In sum then, other courts and our supreme court itself (McClure Engineering Associates, Inc. v. Reuben H. Donnelley Co. (1983), 95 Ill. 2d 68, 447 N.E.2d 400) have noted an essential distinction between the “Yellow Pages” directories and white page or alphabetical directories and have found such directory advertisement in the “Yellow Pages” to be an independent nonregulated business activity separate from the business of transmitting telephone messages. Thus, we believe that directory advertisement is not subject to the messages tax without specific legislative language to that effect. Such a conclusion is also consistent with the prior history of the application of the ordinance by the City (until the present action of the City in 1979, the City did not attempt to apply the messages tax to directory advertisement revenue) and is consistent with the application of the similarly worded State occupation tax by the Department of Revenue (Ill. Rev. Stat. 1945, ch. 120, par. 467.1) (i.e., the State has also not attempted to apply its messages tax to directory advertising revenue).
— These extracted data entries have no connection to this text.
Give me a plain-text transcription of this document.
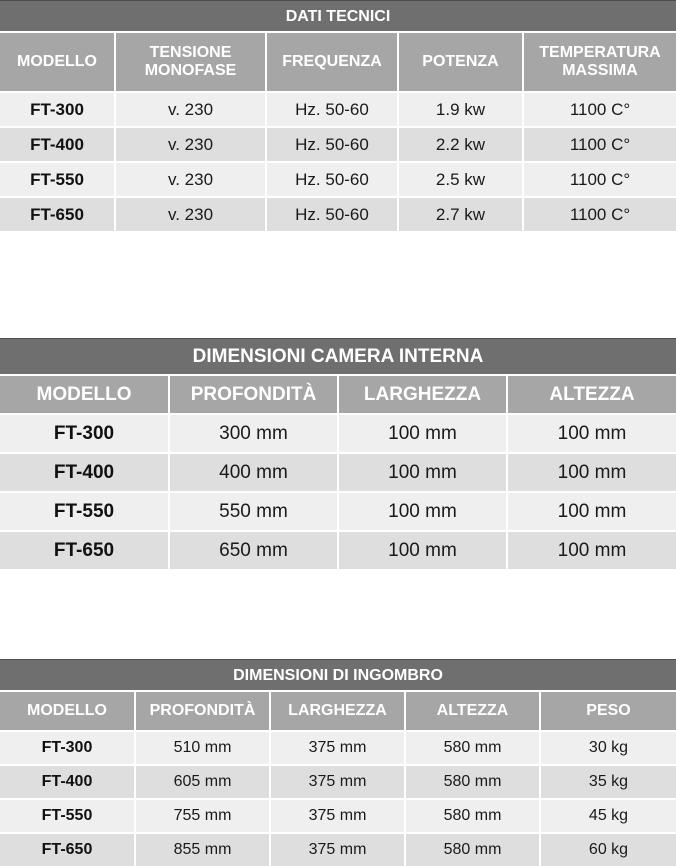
DATI TECNICI
MODELLO	TENSIONE MONOFASE	FREQUENZA	POTENZA	TEMPERATURA MASSIMA
FT-300	v. 230	Hz. 50-60	1.9 kw	1100 C°
FT-400	v. 230	Hz. 50-60	2.2 kw	1100 C°
FT-550	v. 230	Hz. 50-60	2.5 kw	1100 C°
FT-650	v. 230	Hz. 50-60	2.7 kw	1100 C°
DIMENSIONI CAMERA INTERNA
MODELLO	PROFONDITÀ	LARGHEZZA	ALTEZZA
FT-300	300 mm	100 mm	100 mm
FT-400	400 mm	100 mm	100 mm
FT-550	550 mm	100 mm	100 mm
FT-650	650 mm	100 mm	100 mm
DIMENSIONI DI INGOMBRO
MODELLO	PROFONDITÀ	LARGHEZZA	ALTEZZA	PESO
FT-300	510 mm	375 mm	580 mm	30 kg
FT-400	605 mm	375 mm	580 mm	35 kg
FT-550	755 mm	375 mm	580 mm	45 kg
FT-650	855 mm	375 mm	580 mm	60 kg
Accordingly, we find that IBT’s revenue from directory advertising is not included within the plain and ordinary meaning of the language of the Chicago Messages Tax Ordinance, nor, as stated above, is such an interpretation required by any historical application of the tax by the city or State. Furthermore, we find this construction of the ordinance is consistent with relevant authority from other jurisdictions (see Classified Directory Subscribers Association v. Public Service Comm’n (D.C. 1967), 383 F.2d 510; Executive Services of Miami, Inc. v. Southern Bell Telephone & Telegraph Co. (S.D. Fla. 1981), 514 F. Supp. 430; Modern Equipment Corp. v. Puerto Rico Telephone Co. (D. P.R. 1977), 440 F. Supp. 1242; see also In re Application of Northwestern Bell Telephone Co. (Minn. App. 1985), 367 N.W.2d 655).
For these reasons, we reverse the trial court’s judgment in favor of the City of Chicago, Anthony Fratto, comptroller of the City of Chicago, and the class represented by Concannon which declared that the directory advertisement revenues IBT received from Donnelley were taxable under the Messages Tax Ordinance, ordered an accounting and awarded fees to the Concannon attorneys. We remand this consolidated cause to the circuit court of Cook County with directions to enter judgment in favor of appellants IBT and the plaintiff class represented by Frost and for entry of such other orders as are necessary and consistent with this opinion.
Judgment reversed and remanded with directions.
O’CONNOR and MANNING, JJ., concur.
This claim was decided adversely to the plaintiff Concannon class on September 11, 1985, and affirmed by this court in Concannon v. Illinois Bell Telephone Co. (1986), 149 Ill. App. 3d 517, 501 N.E.2d 183.